The South African coronavirus situation and financial vulnerabilities only enhance the imperative for the SARB to do more to support companies and people, but it too increasingly has few if-any options available to it.
Above: USD/ZAR rate shown at daily intervals alongside 10-year U.S. government bond yield.
The latter is partly because 'real interest rates' are close to turning negative in South Africa, as they already are in the developed world, and if allowed to do so could be enough to dislodge the Rand from its recovery path.
That would lead to rising inflation and could quickly force the inflation-fighting SARB to reverse any interest rate cuts. Should t he SARB cut rates next Thursday the Rand could suffer as a result. Meanwhile, developments in the American bond market could yet force the SARB to raise its interest rate, as well as the financial and economic burden on South Africans because higher U.S. yields reduce the attractiveness of the Rand in the eyes of investors.
"We do not have the money, that is the simple truth,” says President Cyril Ramaphosa, according to a report from Business Day, when asked whether South Africans could expect another relief package like that provided in the first wave and like the one which is about to be negotiated by the U.S. Congress.
Meanwhile, the domestic coronavirus situation asks questions of whether South Africa's yields and interest rates are really high enough to compensate for the risks involved with holding the currency.
This is because weak public finances are threatening months, if-not years of delay before the country can get its hands on enough vaccines to achieve herd immunity and subsequently abandon restrictions on activity and social contact.
The base scenario held by Investec suggests USD/ZAR should remain below 16.0 this year but with upside risks, while Rand Merchant Bank forecasts USD/ZAR to trade between 14.50 and 16.50 in 2021.

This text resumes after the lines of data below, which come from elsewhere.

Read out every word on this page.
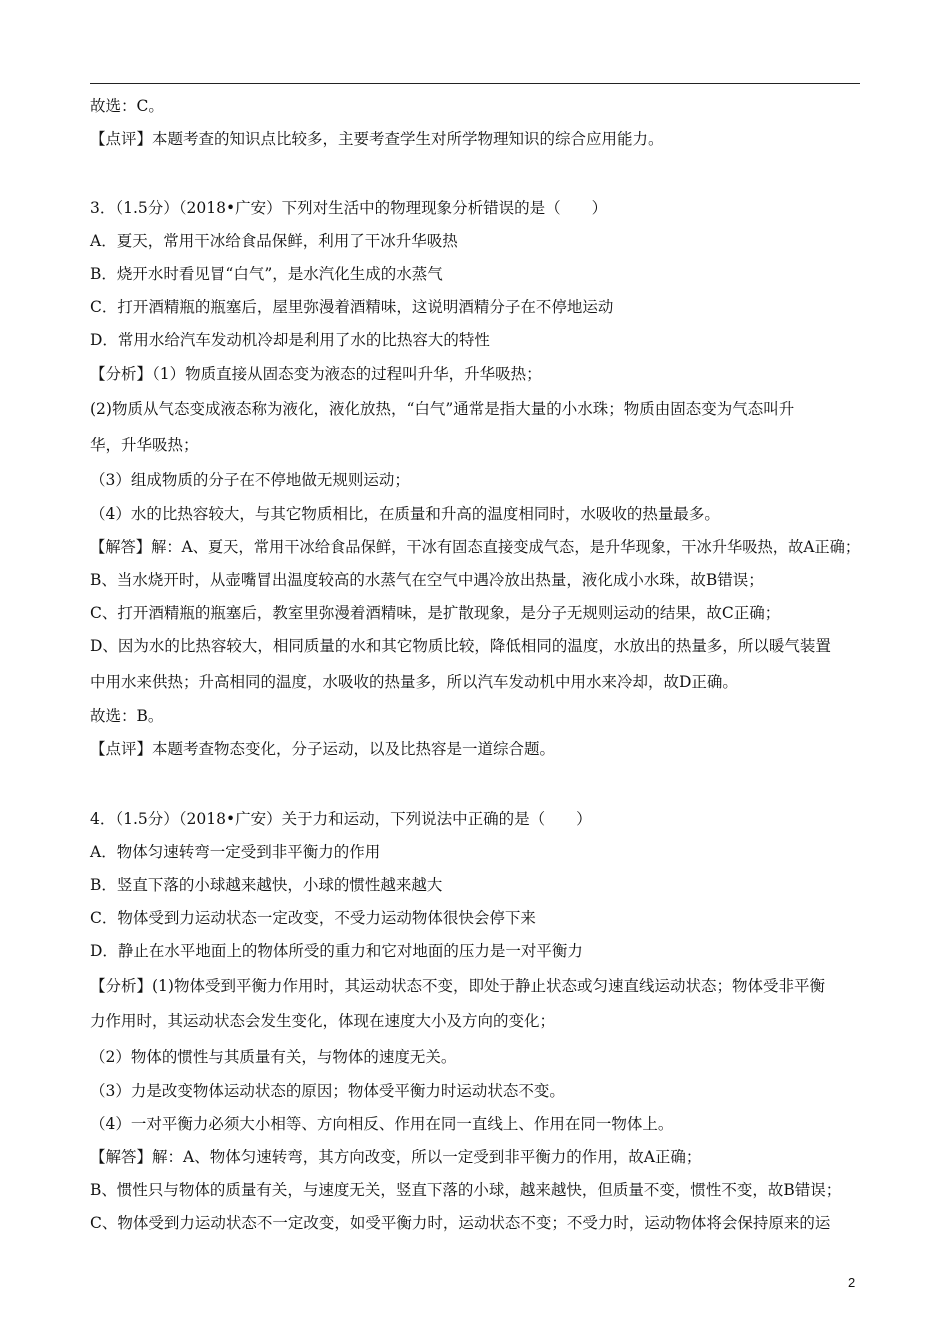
故选：C。
【点评】本题考查的知识点比较多，主要考查学生对所学物理知识的综合应用能力。
3．（1.5分）（2018•广安）下列对生活中的物理现象分析错误的是（　　）
A．夏天，常用干冰给食品保鲜，利用了干冰升华吸热
B．烧开水时看见冒“白气”，是水汽化生成的水蒸气
C．打开酒精瓶的瓶塞后，屋里弥漫着酒精味，这说明酒精分子在不停地运动
D．常用水给汽车发动机冷却是利用了水的比热容大的特性
【分析】（1）物质直接从固态变为液态的过程叫升华，升华吸热；
(2)物质从气态变成液态称为液化，液化放热，“白气”通常是指大量的小水珠；物质由固态变为气态叫升
华，升华吸热；
（3）组成物质的分子在不停地做无规则运动；
（4）水的比热容较大，与其它物质相比，在质量和升高的温度相同时，水吸收的热量最多。
【解答】解：A、夏天，常用干冰给食品保鲜，干冰有固态直接变成气态，是升华现象，干冰升华吸热，故A正确；
B、当水烧开时，从壶嘴冒出温度较高的水蒸气在空气中遇冷放出热量，液化成小水珠，故B错误；
C、打开酒精瓶的瓶塞后，教室里弥漫着酒精味，是扩散现象，是分子无规则运动的结果，故C正确；
D、因为水的比热容较大，相同质量的水和其它物质比较，降低相同的温度，水放出的热量多，所以暖气装置
中用水来供热；升高相同的温度，水吸收的热量多，所以汽车发动机中用水来冷却，故D正确。
故选：B。
【点评】本题考查物态变化，分子运动，以及比热容是一道综合题。
4．（1.5分）（2018•广安）关于力和运动，下列说法中正确的是（　　）
A．物体匀速转弯一定受到非平衡力的作用
B．竖直下落的小球越来越快，小球的惯性越来越大
C．物体受到力运动状态一定改变，不受力运动物体很快会停下来
D．静止在水平地面上的物体所受的重力和它对地面的压力是一对平衡力
【分析】(1)物体受到平衡力作用时，其运动状态不变，即处于静止状态或匀速直线运动状态；物体受非平衡
力作用时，其运动状态会发生变化，体现在速度大小及方向的变化；
（2）物体的惯性与其质量有关，与物体的速度无关。
（3）力是改变物体运动状态的原因；物体受平衡力时运动状态不变。
（4）一对平衡力必须大小相等、方向相反、作用在同一直线上、作用在同一物体上。
【解答】解：A、物体匀速转弯，其方向改变，所以一定受到非平衡力的作用，故A正确；
B、惯性只与物体的质量有关，与速度无关，竖直下落的小球，越来越快，但质量不变，惯性不变，故B错误；
C、物体受到力运动状态不一定改变，如受平衡力时，运动状态不变；不受力时，运动物体将会保持原来的运
2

"Advanced economies that have vaccines well in excess of their needs will likely pass them through the COVAX system, benefitting from increasing the spread of vaccination globally, and reaching herd immunity, globally, and so indirectly protecting their populations," Bishop says. "The African Union has reported over 270 million doses of COVID-19 vaccines have been secured for the continent’s population of over a billion, on top of another 600million, but with most vaccines requiring two doses, the continent needs around 2.6billion doses."
Above: US Dollar Index shown at daily intervals alongside 10-year U.S. government bond yield.